1. De  conformidad con el artículo 32 de la Ley 906 de 2004, la Sala  es competente para pronunciarse acerca del recurso de apelación  interpuesto por la defensa y la representante del Ministerio Público  contra la decisión proferida por la Sala Penal del Tribunal  Superior de Barranquilla, mediante la cual negó la prisión  domiciliaria en favor de Clara  María Zabala Torres.  

2.  En primer lugar, respecto del recurso invocado por la defensa, a  través del cual reprobó la negativa de la prisión  domiciliara conforme con los supuestos establecidos en el  Decreto 546 de 2020, ningún equivoco se observa en tal  proceder, toda vez que aun cuando para la fecha en que se elevó  la solicitud a favor de Zabala  Torres -24  de marzo de 2020- no se había expedido el decreto en cita5,  el motivo  que servía de fundamento se acogía a la  necesidad de acceder al sustituto de la privación de la  libertad en establecimiento carcelario con ocasión de la  pandemia originada con la propagación del Covid 19.  
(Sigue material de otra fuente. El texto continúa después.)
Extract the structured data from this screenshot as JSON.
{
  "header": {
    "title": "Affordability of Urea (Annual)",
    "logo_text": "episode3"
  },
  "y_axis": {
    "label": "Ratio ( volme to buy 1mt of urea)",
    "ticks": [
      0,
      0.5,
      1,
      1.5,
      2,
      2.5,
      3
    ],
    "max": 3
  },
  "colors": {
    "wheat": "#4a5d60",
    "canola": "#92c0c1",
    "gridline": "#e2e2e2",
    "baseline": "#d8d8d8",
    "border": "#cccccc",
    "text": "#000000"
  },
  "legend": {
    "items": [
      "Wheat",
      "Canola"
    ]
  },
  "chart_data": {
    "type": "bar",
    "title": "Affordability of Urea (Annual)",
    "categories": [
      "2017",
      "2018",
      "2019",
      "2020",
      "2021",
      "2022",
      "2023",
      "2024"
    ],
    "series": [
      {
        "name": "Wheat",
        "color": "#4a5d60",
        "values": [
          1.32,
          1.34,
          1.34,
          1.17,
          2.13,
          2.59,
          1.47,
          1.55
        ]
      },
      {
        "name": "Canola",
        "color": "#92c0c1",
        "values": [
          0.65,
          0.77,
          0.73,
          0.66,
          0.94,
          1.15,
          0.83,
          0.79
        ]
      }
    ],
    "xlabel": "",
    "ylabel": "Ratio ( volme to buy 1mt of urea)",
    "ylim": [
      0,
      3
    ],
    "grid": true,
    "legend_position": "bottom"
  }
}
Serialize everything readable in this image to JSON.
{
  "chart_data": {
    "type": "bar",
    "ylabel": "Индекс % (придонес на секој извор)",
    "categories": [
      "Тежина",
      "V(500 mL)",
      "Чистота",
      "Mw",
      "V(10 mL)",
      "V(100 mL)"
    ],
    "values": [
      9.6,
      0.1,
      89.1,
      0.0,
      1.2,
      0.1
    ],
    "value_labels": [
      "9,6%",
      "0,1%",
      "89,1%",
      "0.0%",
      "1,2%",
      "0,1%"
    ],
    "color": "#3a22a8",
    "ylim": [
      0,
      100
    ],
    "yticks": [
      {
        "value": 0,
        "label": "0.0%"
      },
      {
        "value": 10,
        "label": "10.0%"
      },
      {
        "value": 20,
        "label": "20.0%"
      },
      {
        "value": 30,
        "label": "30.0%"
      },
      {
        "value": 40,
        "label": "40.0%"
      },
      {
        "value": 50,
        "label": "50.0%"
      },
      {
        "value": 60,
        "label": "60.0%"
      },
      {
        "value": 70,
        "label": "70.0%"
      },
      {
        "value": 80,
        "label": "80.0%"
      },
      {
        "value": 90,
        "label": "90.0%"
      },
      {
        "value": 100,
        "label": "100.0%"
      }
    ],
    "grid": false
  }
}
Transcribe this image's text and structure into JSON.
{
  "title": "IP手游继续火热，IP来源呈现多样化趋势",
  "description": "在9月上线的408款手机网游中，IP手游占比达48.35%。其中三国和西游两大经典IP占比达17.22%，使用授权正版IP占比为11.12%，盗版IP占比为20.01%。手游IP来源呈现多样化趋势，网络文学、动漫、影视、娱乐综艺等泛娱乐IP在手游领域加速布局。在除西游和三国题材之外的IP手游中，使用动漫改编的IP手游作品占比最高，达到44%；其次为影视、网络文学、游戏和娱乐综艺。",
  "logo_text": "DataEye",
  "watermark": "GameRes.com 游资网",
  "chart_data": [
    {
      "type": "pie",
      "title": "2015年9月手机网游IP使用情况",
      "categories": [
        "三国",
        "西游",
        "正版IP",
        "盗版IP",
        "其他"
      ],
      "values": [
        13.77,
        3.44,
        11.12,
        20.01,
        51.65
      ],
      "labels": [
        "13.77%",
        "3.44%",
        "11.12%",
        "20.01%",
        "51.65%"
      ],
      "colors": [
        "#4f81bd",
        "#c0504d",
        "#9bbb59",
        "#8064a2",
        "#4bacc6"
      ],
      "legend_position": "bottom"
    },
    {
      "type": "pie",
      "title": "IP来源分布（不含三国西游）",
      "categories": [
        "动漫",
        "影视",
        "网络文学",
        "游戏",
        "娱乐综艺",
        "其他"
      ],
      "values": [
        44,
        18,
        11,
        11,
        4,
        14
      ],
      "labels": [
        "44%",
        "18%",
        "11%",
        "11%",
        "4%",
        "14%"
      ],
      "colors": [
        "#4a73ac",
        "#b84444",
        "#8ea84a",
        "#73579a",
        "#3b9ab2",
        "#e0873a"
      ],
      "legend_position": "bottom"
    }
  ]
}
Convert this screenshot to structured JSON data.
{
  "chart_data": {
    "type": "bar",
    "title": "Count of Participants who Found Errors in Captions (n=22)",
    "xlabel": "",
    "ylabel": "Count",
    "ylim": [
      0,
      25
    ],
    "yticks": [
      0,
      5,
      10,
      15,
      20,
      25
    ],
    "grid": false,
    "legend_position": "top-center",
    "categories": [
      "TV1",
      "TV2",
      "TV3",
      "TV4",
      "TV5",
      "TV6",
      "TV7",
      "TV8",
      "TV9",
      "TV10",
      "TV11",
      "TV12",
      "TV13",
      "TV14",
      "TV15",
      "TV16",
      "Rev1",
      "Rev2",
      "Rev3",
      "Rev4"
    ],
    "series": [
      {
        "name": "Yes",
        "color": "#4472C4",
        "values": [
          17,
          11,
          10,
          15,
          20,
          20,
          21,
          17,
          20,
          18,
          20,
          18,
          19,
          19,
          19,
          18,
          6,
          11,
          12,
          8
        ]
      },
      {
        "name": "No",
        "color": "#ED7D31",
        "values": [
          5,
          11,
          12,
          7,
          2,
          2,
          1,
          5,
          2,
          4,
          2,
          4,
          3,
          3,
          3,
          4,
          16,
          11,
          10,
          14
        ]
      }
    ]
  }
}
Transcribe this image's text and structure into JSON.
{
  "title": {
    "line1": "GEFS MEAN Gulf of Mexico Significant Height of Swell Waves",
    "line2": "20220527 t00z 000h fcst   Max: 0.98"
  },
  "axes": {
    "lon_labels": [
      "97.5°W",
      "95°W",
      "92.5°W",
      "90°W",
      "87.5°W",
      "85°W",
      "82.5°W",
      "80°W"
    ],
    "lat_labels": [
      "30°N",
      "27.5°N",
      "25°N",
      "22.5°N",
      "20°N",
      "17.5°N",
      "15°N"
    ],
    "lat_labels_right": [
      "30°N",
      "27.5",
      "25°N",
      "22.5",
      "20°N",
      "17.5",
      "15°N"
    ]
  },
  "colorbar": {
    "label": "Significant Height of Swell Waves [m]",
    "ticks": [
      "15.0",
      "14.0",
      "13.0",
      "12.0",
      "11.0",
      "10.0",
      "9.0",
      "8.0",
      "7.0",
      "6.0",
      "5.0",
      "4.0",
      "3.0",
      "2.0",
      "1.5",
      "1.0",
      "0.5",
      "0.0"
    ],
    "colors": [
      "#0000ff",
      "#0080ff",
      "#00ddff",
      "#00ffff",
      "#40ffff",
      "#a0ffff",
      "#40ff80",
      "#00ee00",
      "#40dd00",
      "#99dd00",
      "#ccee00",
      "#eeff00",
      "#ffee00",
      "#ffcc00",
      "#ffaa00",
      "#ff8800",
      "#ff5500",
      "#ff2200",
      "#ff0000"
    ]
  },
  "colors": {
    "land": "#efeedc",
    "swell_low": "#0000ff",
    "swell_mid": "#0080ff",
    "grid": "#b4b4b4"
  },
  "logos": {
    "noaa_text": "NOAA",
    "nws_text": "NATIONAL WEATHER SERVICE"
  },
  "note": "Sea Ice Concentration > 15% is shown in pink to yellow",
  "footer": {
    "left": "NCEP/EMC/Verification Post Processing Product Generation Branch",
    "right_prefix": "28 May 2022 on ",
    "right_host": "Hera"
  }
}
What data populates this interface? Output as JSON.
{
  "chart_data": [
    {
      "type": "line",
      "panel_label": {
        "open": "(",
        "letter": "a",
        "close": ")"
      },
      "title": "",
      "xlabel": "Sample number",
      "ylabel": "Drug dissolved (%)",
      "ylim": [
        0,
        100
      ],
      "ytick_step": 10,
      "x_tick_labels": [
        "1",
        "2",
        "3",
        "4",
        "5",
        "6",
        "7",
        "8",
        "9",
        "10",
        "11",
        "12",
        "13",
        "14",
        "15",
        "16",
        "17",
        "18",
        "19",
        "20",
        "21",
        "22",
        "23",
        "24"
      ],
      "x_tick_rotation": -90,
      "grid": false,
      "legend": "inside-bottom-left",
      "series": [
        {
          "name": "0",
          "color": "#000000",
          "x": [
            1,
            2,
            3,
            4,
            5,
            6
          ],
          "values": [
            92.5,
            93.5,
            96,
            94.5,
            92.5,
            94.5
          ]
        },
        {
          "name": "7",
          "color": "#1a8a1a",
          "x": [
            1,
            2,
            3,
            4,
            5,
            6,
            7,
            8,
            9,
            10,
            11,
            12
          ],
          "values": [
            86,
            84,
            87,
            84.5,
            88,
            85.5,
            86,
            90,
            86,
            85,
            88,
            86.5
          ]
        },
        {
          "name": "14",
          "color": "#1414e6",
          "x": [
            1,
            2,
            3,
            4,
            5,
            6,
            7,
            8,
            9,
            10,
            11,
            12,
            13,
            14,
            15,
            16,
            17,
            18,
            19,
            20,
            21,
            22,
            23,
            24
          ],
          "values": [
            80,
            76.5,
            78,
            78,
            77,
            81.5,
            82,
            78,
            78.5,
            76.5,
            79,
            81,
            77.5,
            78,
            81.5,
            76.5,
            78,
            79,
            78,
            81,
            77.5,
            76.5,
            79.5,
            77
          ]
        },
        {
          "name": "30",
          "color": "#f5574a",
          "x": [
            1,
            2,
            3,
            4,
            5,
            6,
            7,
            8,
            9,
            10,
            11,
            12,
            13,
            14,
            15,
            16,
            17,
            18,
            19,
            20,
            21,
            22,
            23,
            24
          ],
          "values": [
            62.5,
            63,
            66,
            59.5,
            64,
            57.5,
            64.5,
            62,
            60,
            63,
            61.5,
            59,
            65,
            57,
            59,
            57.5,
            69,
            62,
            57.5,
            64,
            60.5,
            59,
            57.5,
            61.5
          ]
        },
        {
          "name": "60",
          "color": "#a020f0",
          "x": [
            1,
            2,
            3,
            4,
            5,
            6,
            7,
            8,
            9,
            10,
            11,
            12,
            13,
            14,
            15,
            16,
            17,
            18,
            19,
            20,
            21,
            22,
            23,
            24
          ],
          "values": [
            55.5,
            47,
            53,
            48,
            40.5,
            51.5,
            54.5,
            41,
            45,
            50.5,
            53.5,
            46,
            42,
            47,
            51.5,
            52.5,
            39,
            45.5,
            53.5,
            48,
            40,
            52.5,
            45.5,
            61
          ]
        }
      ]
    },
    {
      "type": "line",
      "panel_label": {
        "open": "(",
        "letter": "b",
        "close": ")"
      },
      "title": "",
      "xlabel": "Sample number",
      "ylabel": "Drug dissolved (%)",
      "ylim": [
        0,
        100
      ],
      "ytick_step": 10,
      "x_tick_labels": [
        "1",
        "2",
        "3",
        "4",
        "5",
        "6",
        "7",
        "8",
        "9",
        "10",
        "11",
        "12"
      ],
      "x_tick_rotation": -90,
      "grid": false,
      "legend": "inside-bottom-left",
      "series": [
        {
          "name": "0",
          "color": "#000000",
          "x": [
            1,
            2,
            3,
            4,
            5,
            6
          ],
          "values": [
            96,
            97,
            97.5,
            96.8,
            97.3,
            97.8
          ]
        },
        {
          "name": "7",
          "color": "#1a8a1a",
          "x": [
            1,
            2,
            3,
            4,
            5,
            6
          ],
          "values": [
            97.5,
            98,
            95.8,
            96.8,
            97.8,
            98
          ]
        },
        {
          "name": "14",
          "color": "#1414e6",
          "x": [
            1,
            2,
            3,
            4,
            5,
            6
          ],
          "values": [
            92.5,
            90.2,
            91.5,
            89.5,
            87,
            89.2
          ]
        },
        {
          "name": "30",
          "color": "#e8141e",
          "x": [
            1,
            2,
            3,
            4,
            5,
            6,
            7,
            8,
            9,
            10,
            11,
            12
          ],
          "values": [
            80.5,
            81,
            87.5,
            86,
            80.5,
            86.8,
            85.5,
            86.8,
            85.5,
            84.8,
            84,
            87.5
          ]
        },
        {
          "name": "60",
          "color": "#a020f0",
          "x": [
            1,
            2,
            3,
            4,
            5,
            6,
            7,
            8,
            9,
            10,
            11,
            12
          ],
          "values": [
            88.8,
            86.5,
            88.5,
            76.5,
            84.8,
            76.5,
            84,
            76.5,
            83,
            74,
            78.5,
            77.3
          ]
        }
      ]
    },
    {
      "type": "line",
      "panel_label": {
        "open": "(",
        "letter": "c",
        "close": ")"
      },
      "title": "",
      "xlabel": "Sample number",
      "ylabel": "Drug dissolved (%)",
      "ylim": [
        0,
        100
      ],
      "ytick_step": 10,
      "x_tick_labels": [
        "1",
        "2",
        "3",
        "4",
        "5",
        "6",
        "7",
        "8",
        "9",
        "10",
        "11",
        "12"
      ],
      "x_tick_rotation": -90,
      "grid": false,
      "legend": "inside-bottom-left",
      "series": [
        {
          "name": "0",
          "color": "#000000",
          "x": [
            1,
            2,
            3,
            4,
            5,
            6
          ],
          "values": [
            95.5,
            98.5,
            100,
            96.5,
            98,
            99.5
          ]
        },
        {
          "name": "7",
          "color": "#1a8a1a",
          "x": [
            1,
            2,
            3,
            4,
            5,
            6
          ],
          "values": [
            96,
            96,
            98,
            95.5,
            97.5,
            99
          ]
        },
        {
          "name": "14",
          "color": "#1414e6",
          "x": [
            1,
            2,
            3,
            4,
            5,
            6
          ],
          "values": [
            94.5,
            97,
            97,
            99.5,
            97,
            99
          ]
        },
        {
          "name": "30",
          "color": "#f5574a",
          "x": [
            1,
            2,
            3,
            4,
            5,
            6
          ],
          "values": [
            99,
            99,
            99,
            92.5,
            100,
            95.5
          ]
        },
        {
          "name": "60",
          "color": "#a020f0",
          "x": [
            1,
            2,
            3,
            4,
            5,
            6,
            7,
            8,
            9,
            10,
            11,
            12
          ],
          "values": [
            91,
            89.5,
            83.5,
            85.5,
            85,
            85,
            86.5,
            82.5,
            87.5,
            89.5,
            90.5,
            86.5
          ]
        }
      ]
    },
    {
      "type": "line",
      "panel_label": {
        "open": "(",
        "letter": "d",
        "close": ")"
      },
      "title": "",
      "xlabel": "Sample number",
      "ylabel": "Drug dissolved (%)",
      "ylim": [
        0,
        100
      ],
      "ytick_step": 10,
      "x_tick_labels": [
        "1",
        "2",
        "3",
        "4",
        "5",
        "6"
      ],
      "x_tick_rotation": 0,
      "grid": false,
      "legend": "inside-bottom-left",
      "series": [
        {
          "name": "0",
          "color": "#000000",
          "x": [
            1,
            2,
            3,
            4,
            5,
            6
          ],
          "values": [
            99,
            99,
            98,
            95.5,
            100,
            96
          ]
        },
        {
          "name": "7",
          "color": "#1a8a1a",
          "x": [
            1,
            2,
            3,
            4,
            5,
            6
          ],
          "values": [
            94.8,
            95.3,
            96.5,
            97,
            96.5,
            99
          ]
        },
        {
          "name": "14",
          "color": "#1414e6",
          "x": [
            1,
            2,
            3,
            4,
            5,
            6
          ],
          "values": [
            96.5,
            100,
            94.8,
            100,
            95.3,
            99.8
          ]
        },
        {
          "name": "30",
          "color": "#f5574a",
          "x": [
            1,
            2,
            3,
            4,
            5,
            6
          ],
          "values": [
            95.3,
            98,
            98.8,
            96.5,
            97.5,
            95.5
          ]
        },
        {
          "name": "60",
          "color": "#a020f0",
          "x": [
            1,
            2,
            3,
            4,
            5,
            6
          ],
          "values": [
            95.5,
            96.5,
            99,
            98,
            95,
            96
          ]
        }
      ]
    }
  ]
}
En ese sentido, en  la petición se expresó:  

La Doctora  CLARA MARÍA ZABALA TORRES, interna o reclusa en la Cárcel  de Mujeres El Buen Pastor de Barranquilla, padece, conforme se ha  demostrado, graves quebrantos de salud, tal como se establece, con  todas las certificaciones y cuadros médicos – científicos  arrimados a los autos, situación que se agrava can la pandemia  del “COVID – 19”, declarada por la “O.M.S.”,  según difusión noticioso – informativa internacional,  como nacional, lo cual indiscutiblemente constituye un “hecho  público y notorio”, que no requiere de más prueba  alguna.»  

(…) Ante  la complicada situación de salud de mi defendida y la evidente  mayor complicación de su afectado estado por los efectos que  puede acarrear la pandemia antes mencionada, en los centros  carcelarios, como empieza a percibirse, es entonces, por lo que creo  y solicitó que, teniendo en cuenta estas preocupantes  circunstancias, es de lugar, en lo posible y plausible, pronunciarse  sobre la comentada solicitud, aun cuando el pronunciamiento de fondo  sobre el recurso de impugnación especial, se haga con  posterioridad.”  

Debido a ello, el  Tribunal advirtió procedente aplicar el Decreto en comento en  tanto se constituía en la normativa especial expedida por el  Gobierno Nacional para contener los riesgos advertidos por la  Organización Mundial de la Salud en la población  carcelaria y, en la cual se consignaban los factores de riesgo que  obligaban a la adopción de medidas a favor de aquellos, entre  ellos, la edad o la presencia de enfermedades subyacentes.  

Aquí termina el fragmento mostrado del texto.